Z wzajemnego oświetlania się tych kontekstów rodzi się metatekstowy komentarz dotyczący kulturowego uwikłania opowieści o malarstwie snutej w Ogrodzie rozkoszy ziemskich, czy jak byśmy powiedzieli, posługując się pojęciem Wolfganga Welscha, transkulturowego przenikania się różnych znaków i treści kulturowych zarówno w układzie synchronicznym, jak i diachronicznym. Claudia przekraczała metodę Panofsky’ego, poszukując oprócz naukowej faktografii także wiedzy wynikającej z indywidualnego odbioru, ale również podkreślając rolę bezpośredniego doświadczenia; Majewski na podobnej zasadzie pozwala widzowi eksplorować wątki przez niego podsunięte.

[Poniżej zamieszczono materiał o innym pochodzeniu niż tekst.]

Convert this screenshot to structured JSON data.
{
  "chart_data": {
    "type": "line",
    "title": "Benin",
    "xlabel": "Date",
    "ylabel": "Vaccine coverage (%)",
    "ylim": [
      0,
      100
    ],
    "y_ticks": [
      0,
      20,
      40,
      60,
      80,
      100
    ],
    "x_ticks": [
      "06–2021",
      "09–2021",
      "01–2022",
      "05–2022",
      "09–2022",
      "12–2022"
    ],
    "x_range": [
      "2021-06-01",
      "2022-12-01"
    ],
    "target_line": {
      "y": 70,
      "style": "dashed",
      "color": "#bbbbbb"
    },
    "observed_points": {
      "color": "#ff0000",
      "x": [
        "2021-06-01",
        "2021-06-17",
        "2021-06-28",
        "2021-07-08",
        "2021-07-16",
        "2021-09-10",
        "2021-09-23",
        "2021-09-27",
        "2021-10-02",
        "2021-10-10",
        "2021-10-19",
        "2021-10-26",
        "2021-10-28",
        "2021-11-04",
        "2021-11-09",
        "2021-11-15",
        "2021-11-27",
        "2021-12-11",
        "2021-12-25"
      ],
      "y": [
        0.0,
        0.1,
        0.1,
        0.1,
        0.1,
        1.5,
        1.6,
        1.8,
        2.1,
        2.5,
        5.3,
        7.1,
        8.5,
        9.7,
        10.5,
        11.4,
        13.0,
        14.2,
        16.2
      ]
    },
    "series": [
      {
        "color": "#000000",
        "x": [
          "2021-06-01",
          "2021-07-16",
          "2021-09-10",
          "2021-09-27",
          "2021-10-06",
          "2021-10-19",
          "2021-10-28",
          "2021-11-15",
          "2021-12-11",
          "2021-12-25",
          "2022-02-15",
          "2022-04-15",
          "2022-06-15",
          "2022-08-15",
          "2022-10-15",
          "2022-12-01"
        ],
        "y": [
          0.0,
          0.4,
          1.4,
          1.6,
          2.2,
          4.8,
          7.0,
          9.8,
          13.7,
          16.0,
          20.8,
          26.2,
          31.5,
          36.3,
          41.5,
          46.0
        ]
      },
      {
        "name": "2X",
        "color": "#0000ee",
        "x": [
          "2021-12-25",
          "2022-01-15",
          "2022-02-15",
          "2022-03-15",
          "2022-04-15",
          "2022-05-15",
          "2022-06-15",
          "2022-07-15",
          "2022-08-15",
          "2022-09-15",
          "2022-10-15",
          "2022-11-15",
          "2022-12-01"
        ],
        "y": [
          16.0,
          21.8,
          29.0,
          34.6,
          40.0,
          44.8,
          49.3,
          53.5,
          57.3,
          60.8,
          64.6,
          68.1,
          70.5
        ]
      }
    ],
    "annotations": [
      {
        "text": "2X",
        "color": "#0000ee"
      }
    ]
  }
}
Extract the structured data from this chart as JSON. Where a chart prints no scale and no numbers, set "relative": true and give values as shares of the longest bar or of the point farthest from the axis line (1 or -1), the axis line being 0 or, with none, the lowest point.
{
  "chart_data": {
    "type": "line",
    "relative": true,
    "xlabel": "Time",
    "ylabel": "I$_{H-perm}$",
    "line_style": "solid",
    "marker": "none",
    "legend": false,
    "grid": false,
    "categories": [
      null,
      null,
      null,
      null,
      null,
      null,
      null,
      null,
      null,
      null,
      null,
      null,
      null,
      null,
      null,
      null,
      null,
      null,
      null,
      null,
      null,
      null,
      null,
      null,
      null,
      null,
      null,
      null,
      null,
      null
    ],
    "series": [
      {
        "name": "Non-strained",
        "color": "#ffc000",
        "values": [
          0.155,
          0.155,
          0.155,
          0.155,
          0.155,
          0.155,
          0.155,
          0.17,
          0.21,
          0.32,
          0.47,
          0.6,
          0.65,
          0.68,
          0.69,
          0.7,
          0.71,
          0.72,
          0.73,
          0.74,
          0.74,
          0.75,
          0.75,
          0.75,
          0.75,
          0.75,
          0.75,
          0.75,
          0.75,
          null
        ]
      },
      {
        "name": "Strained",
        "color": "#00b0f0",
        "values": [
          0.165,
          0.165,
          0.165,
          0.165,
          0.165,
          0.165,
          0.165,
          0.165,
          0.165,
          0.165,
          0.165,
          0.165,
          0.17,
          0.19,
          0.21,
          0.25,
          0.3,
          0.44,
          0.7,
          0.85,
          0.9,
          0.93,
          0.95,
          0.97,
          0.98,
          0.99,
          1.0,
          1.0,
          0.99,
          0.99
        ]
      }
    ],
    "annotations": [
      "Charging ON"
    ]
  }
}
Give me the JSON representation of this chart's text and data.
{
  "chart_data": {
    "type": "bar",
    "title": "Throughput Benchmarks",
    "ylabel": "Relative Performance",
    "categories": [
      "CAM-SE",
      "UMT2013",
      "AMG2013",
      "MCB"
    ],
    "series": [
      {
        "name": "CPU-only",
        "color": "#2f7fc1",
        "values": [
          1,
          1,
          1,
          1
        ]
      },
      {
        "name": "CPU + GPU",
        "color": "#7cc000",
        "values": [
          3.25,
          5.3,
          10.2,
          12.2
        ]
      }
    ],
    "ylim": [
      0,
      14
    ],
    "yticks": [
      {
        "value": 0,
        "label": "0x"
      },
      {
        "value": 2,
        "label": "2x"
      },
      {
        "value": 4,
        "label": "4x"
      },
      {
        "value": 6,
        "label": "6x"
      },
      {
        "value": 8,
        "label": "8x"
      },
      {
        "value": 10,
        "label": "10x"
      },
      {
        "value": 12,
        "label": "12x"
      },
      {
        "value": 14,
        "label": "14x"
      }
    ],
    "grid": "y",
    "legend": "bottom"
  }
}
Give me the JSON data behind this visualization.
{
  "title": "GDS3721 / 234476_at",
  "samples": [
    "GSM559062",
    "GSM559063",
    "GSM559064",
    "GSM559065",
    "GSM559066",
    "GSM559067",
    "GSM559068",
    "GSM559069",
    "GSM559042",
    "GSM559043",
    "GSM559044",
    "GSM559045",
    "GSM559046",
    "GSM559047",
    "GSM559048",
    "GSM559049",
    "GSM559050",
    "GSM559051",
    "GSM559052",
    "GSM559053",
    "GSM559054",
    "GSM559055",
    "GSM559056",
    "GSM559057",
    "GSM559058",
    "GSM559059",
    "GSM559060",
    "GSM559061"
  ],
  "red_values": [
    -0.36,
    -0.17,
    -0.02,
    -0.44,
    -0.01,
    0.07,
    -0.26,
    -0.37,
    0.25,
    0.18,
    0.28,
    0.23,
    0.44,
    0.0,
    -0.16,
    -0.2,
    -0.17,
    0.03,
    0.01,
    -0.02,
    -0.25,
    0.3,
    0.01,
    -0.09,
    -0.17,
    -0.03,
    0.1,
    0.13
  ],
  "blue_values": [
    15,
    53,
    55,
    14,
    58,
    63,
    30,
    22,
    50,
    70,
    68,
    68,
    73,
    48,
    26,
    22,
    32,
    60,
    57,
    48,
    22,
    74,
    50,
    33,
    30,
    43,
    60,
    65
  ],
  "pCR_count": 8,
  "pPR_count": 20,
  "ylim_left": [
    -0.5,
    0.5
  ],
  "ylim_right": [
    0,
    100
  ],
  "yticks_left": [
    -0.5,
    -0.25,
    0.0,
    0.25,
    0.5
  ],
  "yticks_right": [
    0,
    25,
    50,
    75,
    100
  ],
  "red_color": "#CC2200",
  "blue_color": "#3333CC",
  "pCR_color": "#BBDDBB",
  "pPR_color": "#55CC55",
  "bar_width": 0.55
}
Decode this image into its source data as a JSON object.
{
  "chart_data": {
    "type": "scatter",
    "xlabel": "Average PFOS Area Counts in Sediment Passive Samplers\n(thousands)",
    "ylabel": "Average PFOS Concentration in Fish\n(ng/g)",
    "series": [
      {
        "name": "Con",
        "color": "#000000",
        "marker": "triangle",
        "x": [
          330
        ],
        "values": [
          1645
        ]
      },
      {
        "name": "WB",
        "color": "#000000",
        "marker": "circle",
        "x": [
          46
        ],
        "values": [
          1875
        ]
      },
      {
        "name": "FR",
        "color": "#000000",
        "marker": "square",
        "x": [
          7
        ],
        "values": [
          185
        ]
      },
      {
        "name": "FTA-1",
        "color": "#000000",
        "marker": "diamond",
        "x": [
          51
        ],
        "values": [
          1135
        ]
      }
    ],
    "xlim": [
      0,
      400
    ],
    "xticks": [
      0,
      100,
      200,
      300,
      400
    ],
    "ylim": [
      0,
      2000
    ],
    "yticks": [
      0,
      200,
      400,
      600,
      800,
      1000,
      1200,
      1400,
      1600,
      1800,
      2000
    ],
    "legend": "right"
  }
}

Ostatnim elementem, na który chciałam zwrócić szczególną uwagę, są stricte estetyczne, intermedialne poszukiwania i transpozycje między obrazem filmowym a malarskim. Majewski niejako sugeruje, by analiza obrazu filmowego dokonywała się poprzez wydobywanie swoistej tekstury filmowych wizerunków, zależnej od technologicznego opracowania i użycia (obrazy rzutowane z projektora jako snop światła, monitor komputera czy ekran telewizora zmieniający obrazy w świecące piksele). Gdy Chris kontempluje obrazy cyfrowe, na których zarejestrował twarz partnerki, kiedy zwalnia je i zatrzymuje, mamy wrażenie, że reżyser-malarz podkreśla intermedialne przejście „od pigmentu do interfejsu”: Obraz cyfrowy stanowi pierwszą generację obrazu w pełni (…) transformowanego, bo złożonego z fizycznych cząstek dyskretnych – owych atomów obrazowych, jakimi są piksele. Możliwość manipulowania nimi, pełna dostępność i dyspozycyjność każdego piksela wobec transformacji stanowią o tym, co w obrazowości elektronicznej (przede wszystkim cyfrowej) pozwala dostrzec rodzaj dresingu właśnie, zastępującego pędzel i pigmenty malarza elektronicznym „kino-pędzlem”[31].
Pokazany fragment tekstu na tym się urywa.